OK, the door ha ha ha.
Yes I know you can raise the wheels but then you would have to jump the rail somehow with the truck.
That is easier said then done without blowing the tires.
Do you ever think of that when rolling down the rail? A train coming at you?  I would. lol
It would be real scary to see a speeding train bearing down on you.
If one is coming up behind you it might be better, you could either outrun it or end up being pushed by it. 
How fast can you roll down the rail? Not by a set company standard. How fast can you roll before you are on the edge?


----------



## Trackjockey05 (Jun 30, 2020)

The limit for my truck is 45, I usually run between 25-30, I don’t worry about a train coming at me, when I run the 70 mph double track and I have one going past on the adjacent track at speed the thought creeps in my head once in awhile but it don’t faze me, trains flying by me arms length away doesn’t bother me one bit


----------



## Trackjockey05 (Jun 30, 2020)

Maybe this will put it in perspective as to how close they are


----------



## LocoChris (Jun 26, 2021)

You need to convince your superiors to restore a gas turbine for use in the heritage fleet


----------



## Trackjockey05 (Jun 30, 2020)

I’d say it will never happen, but then nobody ever thought they’d restore a Big Boy to operation either


----------



## JeffHurl (Apr 22, 2021)

Trackjockey05 said:


> The limit for my truck is 45, I usually run between 25-30, I don’t worry about a train coming at me, when I run the 70 mph double track and I have one going past on the adjacent track at speed the thought creeps in my head once in awhile but it don’t faze me, trains flying by me arms length away doesn’t bother me one bit


I would need to pack an extra pair of underwear if I had your job, LOL!


----------



## Big Ed (Jun 16, 2009)

Trackjockey05 said:


> Maybe this will put it in perspective as to how close they are
> View attachment 571516


It does, now imagine if way down the rail you saw one coming at you.  
You need a video camera. Go Pro? 
Nice shot.


----------



## Old_Hobo (Feb 20, 2014)

I would imagine you are in contact with the train dispatchers, and are apprised of rail traffic coming your way…..?


----------



## 65446 (Sep 22, 2018)

deleted/changed concept of situation


----------



## Trackjockey05 (Jun 30, 2020)

Old_Hobo said:


> I would imagine you are in contact with the train dispatchers, and are apprised of rail traffic coming your way…..?

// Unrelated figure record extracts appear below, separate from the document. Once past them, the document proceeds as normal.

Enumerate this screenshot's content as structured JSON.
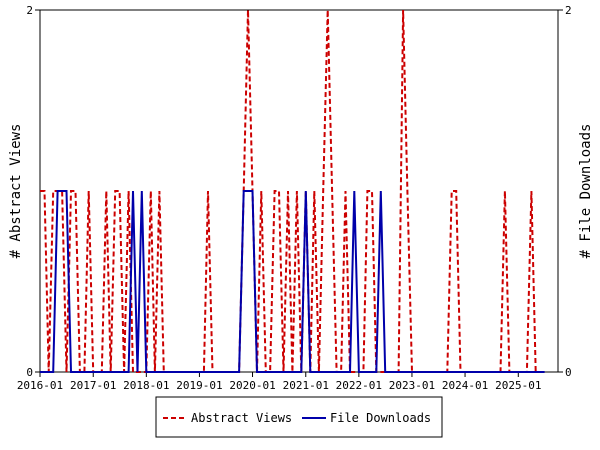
{
  "chart_data": {
    "type": "line",
    "title": "",
    "ylabel_left": "# Abstract Views",
    "ylabel_right": "# File Downloads",
    "x_axis": {
      "type": "date",
      "range": [
        "2016-01-01",
        "2025-10-01"
      ],
      "tick_labels": [
        "2016-01",
        "2017-01",
        "2018-01",
        "2019-01",
        "2020-01",
        "2021-01",
        "2022-01",
        "2023-01",
        "2024-01",
        "2025-01"
      ]
    },
    "y_left": {
      "ylim": [
        0,
        2
      ],
      "ticks": [
        "0",
        "2"
      ]
    },
    "y_right": {
      "ylim": [
        0,
        2
      ],
      "ticks": [
        "0",
        "2"
      ]
    },
    "grid": false,
    "legend_position": "bottom",
    "series": [
      {
        "name": "Abstract Views",
        "axis": "left",
        "color": "#cc0000",
        "style": "dashed",
        "points": [
          [
            "2016-01-01",
            1
          ],
          [
            "2016-02-01",
            1
          ],
          [
            "2016-03-01",
            0
          ],
          [
            "2016-04-01",
            1
          ],
          [
            "2016-05-01",
            1
          ],
          [
            "2016-06-01",
            1
          ],
          [
            "2016-07-01",
            0
          ],
          [
            "2016-08-01",
            1
          ],
          [
            "2016-09-01",
            1
          ],
          [
            "2016-10-01",
            0
          ],
          [
            "2016-11-01",
            0
          ],
          [
            "2016-12-01",
            1
          ],
          [
            "2017-01-01",
            0
          ],
          [
            "2017-02-01",
            0
          ],
          [
            "2017-03-01",
            0
          ],
          [
            "2017-04-01",
            1
          ],
          [
            "2017-05-01",
            0
          ],
          [
            "2017-06-01",
            1
          ],
          [
            "2017-07-01",
            1
          ],
          [
            "2017-08-01",
            0
          ],
          [
            "2017-09-01",
            1
          ],
          [
            "2017-10-01",
            0
          ],
          [
            "2017-11-01",
            0
          ],
          [
            "2017-12-01",
            0
          ],
          [
            "2018-01-01",
            0
          ],
          [
            "2018-02-01",
            1
          ],
          [
            "2018-03-01",
            0
          ],
          [
            "2018-04-01",
            1
          ],
          [
            "2018-05-01",
            0
          ],
          [
            "2018-06-01",
            0
          ],
          [
            "2018-07-01",
            0
          ],
          [
            "2018-08-01",
            0
          ],
          [
            "2018-09-01",
            0
          ],
          [
            "2018-10-01",
            0
          ],
          [
            "2018-11-01",
            0
          ],
          [
            "2018-12-01",
            0
          ],
          [
            "2019-01-01",
            0
          ],
          [
            "2019-02-01",
            0
          ],
          [
            "2019-03-01",
            1
          ],
          [
            "2019-04-01",
            0
          ],
          [
            "2019-05-01",
            0
          ],
          [
            "2019-06-01",
            0
          ],
          [
            "2019-07-01",
            0
          ],
          [
            "2019-08-01",
            0
          ],
          [
            "2019-09-01",
            0
          ],
          [
            "2019-10-01",
            0
          ],
          [
            "2019-11-01",
            1
          ],
          [
            "2019-12-01",
            2
          ],
          [
            "2020-01-01",
            1
          ],
          [
            "2020-02-01",
            0
          ],
          [
            "2020-03-01",
            1
          ],
          [
            "2020-04-01",
            0
          ],
          [
            "2020-05-01",
            0
          ],
          [
            "2020-06-01",
            1
          ],
          [
            "2020-07-01",
            1
          ],
          [
            "2020-08-01",
            0
          ],
          [
            "2020-09-01",
            1
          ],
          [
            "2020-10-01",
            0
          ],
          [
            "2020-11-01",
            1
          ],
          [
            "2020-12-01",
            0
          ],
          [
            "2021-01-01",
            1
          ],
          [
            "2021-02-01",
            0
          ],
          [
            "2021-03-01",
            1
          ],
          [
            "2021-04-01",
            0
          ],
          [
            "2021-05-01",
            1
          ],
          [
            "2021-06-01",
            2
          ],
          [
            "2021-07-01",
            1
          ],
          [
            "2021-08-01",
            0
          ],
          [
            "2021-09-01",
            0
          ],
          [
            "2021-10-01",
            1
          ],
          [
            "2021-11-01",
            0
          ],
          [
            "2021-12-01",
            0
          ],
          [
            "2022-01-01",
            0
          ],
          [
            "2022-02-01",
            0
          ],
          [
            "2022-03-01",
            1
          ],
          [
            "2022-04-01",
            1
          ],
          [
            "2022-05-01",
            0
          ],
          [
            "2022-06-01",
            0
          ],
          [
            "2022-07-01",
            0
          ],
          [
            "2022-08-01",
            0
          ],
          [
            "2022-09-01",
            0
          ],
          [
            "2022-10-01",
            0
          ],
          [
            "2022-11-01",
            2
          ],
          [
            "2022-12-01",
            1
          ],
          [
            "2023-01-01",
            0
          ],
          [
            "2023-02-01",
            0
          ],
          [
            "2023-03-01",
            0
          ],
          [
            "2023-04-01",
            0
          ],
          [
            "2023-05-01",
            0
          ],
          [
            "2023-06-01",
            0
          ],
          [
            "2023-07-01",
            0
          ],
          [
            "2023-08-01",
            0
          ],
          [
            "2023-09-01",
            0
          ],
          [
            "2023-10-01",
            1
          ],
          [
            "2023-11-01",
            1
          ],
          [
            "2023-12-01",
            0
          ],
          [
            "2024-01-01",
            0
          ],
          [
            "2024-02-01",
            0
          ],
          [
            "2024-03-01",
            0
          ],
          [
            "2024-04-01",
            0
          ],
          [
            "2024-05-01",
            0
          ],
          [
            "2024-06-01",
            0
          ],
          [
            "2024-07-01",
            0
          ],
          [
            "2024-08-01",
            0
          ],
          [
            "2024-09-01",
            0
          ],
          [
            "2024-10-01",
            1
          ],
          [
            "2024-11-01",
            0
          ],
          [
            "2024-12-01",
            0
          ],
          [
            "2025-01-01",
            0
          ],
          [
            "2025-02-01",
            0
          ],
          [
            "2025-03-01",
            0
          ],
          [
            "2025-04-01",
            1
          ],
          [
            "2025-05-01",
            0
          ],
          [
            "2025-06-01",
            0
          ],
          [
            "2025-07-01",
            0
          ]
        ]
      },
      {
        "name": "File Downloads",
        "axis": "right",
        "color": "#0000aa",
        "style": "solid",
        "points": [
          [
            "2016-01-01",
            0
          ],
          [
            "2016-02-01",
            0
          ],
          [
            "2016-03-01",
            0
          ],
          [
            "2016-04-01",
            0
          ],
          [
            "2016-05-01",
            1
          ],
          [
            "2016-06-01",
            1
          ],
          [
            "2016-07-01",
            1
          ],
          [
            "2016-08-01",
            0
          ],
          [
            "2016-09-01",
            0
          ],
          [
            "2016-10-01",
            0
          ],
          [
            "2016-11-01",
            0
          ],
          [
            "2016-12-01",
            0
          ],
          [
            "2017-01-01",
            0
          ],
          [
            "2017-02-01",
            0
          ],
          [
            "2017-03-01",
            0
          ],
          [
            "2017-04-01",
            0
          ],
          [
            "2017-05-01",
            0
          ],
          [
            "2017-06-01",
            0
          ],
          [
            "2017-07-01",
            0
          ],
          [
            "2017-08-01",
            0
          ],
          [
            "2017-09-01",
            0
          ],
          [
            "2017-10-01",
            1
          ],
          [
            "2017-11-01",
            0
          ],
          [
            "2017-12-01",
            1
          ],
          [
            "2018-01-01",
            0
          ],
          [
            "2018-02-01",
            0
          ],
          [
            "2018-03-01",
            0
          ],
          [
            "2018-04-01",
            0
          ],
          [
            "2018-05-01",
            0
          ],
          [
            "2018-06-01",
            0
          ],
          [
            "2018-07-01",
            0
          ],
          [
            "2018-08-01",
            0
          ],
          [
            "2018-09-01",
            0
          ],
          [
            "2018-10-01",
            0
          ],
          [
            "2018-11-01",
            0
          ],
          [
            "2018-12-01",
            0
          ],
          [
            "2019-01-01",
            0
          ],
          [
            "2019-02-01",
            0
          ],
          [
            "2019-03-01",
            0
          ],
          [
            "2019-04-01",
            0
          ],
          [
            "2019-05-01",
            0
          ],
          [
            "2019-06-01",
            0
          ],
          [
            "2019-07-01",
            0
          ],
          [
            "2019-08-01",
            0
          ],
          [
            "2019-09-01",
            0
          ],
          [
            "2019-10-01",
            0
          ],
          [
            "2019-11-01",
            1
          ],
          [
            "2019-12-01",
            1
          ],
          [
            "2020-01-01",
            1
          ],
          [
            "2020-02-01",
            0
          ],
          [
            "2020-03-01",
            0
          ],
          [
            "2020-04-01",
            0
          ],
          [
            "2020-05-01",
            0
          ],
          [
            "2020-06-01",
            0
          ],
          [
            "2020-07-01",
            0
          ],
          [
            "2020-08-01",
            0
          ],
          [
            "2020-09-01",
            0
          ],
          [
            "2020-10-01",
            0
          ],
          [
            "2020-11-01",
            0
          ],
          [
            "2020-12-01",
            0
          ],
          [
            "2021-01-01",
            1
          ],
          [
            "2021-02-01",
            0
          ],
          [
            "2021-03-01",
            0
          ],
          [
            "2021-04-01",
            0
          ],
          [
            "2021-05-01",
            0
          ],
          [
            "2021-06-01",
            0
          ],
          [
            "2021-07-01",
            0
          ],
          [
            "2021-08-01",
            0
          ],
          [
            "2021-09-01",
            0
          ],
          [
            "2021-10-01",
            0
          ],
          [
            "2021-11-01",
            0
          ],
          [
            "2021-12-01",
            1
          ],
          [
            "2022-01-01",
            0
          ],
          [
            "2022-02-01",
            0
          ],
          [
            "2022-03-01",
            0
          ],
          [
            "2022-04-01",
            0
          ],
          [
            "2022-05-01",
            0
          ],
          [
            "2022-06-01",
            1
          ],
          [
            "2022-07-01",
            0
          ],
          [
            "2022-08-01",
            0
          ],
          [
            "2022-09-01",
            0
          ],
          [
            "2022-10-01",
            0
          ],
          [
            "2022-11-01",
            0
          ],
          [
            "2022-12-01",
            0
          ],
          [
            "2023-01-01",
            0
          ],
          [
            "2023-02-01",
            0
          ],
          [
            "2023-03-01",
            0
          ],
          [
            "2023-04-01",
            0
          ],
          [
            "2023-05-01",
            0
          ],
          [
            "2023-06-01",
            0
          ],
          [
            "2023-07-01",
            0
          ],
          [
            "2023-08-01",
            0
          ],
          [
            "2023-09-01",
            0
          ],
          [
            "2023-10-01",
            0
          ],
          [
            "2023-11-01",
            0
          ],
          [
            "2023-12-01",
            0
          ],
          [
            "2024-01-01",
            0
          ],
          [
            "2024-02-01",
            0
          ],
          [
            "2024-03-01",
            0
          ],
          [
            "2024-04-01",
            0
          ],
          [
            "2024-05-01",
            0
          ],
          [
            "2024-06-01",
            0
          ],
          [
            "2024-07-01",
            0
          ],
          [
            "2024-08-01",
            0
          ],
          [
            "2024-09-01",
            0
          ],
          [
            "2024-10-01",
            0
          ],
          [
            "2024-11-01",
            0
          ],
          [
            "2024-12-01",
            0
          ],
          [
            "2025-01-01",
            0
          ],
          [
            "2025-02-01",
            0
          ],
          [
            "2025-03-01",
            0
          ],
          [
            "2025-04-01",
            0
          ],
          [
            "2025-05-01",
            0
          ],
          [
            "2025-06-01",
            0
          ],
          [
            "2025-07-01",
            0
          ]
        ]
      }
    ]
  }
}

Absolutely, when I’m on a section of track I own that block


----------



## Andreash (Dec 30, 2018)

Thanks for sharing, your living the dream…☕🍩


----------



## Trackjockey05 (Jun 30, 2020)

Along the Rock River









Rock River bridge into Nelson IL









A relic from the past


----------



## Trackjockey05 (Jun 30, 2020)

Frigid early morning run


----------



## Trackjockey05 (Jun 30, 2020)

Hennepin canal bridge


----------



## Trackjockey05 (Jun 30, 2020)




----------



## Trackjockey05 (Jun 30, 2020)

Good morning!


----------